Gazetelerden de doğru ve dürüst haber vermelerini bekliyoruz. Ancak gazeteler, kamu yayıncılarından farklı olarak görüş beyan etmeli, partizan olabilmeliler.

Rupert Murdoch gibi medya devlerinin çıkardığı gazetelerin eleştirilecek hatta boykot edilecek pek çok yanı var. Ancak şu da unutulmamalı ki, İngiltere’de yazılı basını çoksesli kılan ve görüşlerini paylaşmasam bile kaliteli gazeteler olduğuna inandığım The Times, The Sunday Times, The Daily Telegraph gibi yayın organlarının hala ortalıkta olması, bu tür patronlar sayesinde mümkün. Sorulması gereken asıl soru, gazete patronlarının neden siyasi nüfuz kazanmaya çalıştıkları değil, başbakanların, bakanların, polis şeflerinin nasıl olup da önlerinde el pençe divan durdukları.

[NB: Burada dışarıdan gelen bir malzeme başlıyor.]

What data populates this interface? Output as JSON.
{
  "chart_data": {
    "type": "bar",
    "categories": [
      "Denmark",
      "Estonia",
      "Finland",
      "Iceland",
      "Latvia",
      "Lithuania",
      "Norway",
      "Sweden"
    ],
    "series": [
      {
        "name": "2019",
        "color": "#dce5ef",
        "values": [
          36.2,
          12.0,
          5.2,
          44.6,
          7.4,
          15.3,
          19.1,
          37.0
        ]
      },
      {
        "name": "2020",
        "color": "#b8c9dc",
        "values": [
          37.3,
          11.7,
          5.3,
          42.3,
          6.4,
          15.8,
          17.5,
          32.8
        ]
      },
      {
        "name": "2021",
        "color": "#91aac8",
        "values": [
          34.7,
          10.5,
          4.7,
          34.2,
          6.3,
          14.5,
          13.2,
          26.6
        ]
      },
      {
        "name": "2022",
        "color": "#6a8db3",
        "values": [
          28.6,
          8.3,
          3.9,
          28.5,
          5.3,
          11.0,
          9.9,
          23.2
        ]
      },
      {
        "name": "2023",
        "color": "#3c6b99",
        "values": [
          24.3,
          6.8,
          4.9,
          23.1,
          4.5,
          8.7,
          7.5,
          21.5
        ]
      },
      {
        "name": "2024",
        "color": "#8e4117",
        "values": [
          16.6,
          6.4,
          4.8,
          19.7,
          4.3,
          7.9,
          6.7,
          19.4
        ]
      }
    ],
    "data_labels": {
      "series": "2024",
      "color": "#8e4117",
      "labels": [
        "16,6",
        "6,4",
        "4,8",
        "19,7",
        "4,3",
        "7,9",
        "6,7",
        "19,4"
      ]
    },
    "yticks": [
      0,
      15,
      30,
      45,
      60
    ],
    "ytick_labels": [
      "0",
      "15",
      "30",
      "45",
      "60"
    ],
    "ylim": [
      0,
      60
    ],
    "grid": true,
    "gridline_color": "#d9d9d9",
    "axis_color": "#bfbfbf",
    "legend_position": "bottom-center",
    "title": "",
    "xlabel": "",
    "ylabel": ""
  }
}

Dünyanın diğer bölgelerinden edindiğim izlenim, meslektaşlarımın kendi hak ve özgürlüklerine sahip çıktığı ve dayanışma içinde görevlerini etik ilkeler doğrultusunda yerine getirdiği ülkelerde, en kötü medya patronunun gazetesinin bile devlet tarafından ayakta tutulandan daha iyi olduğudur.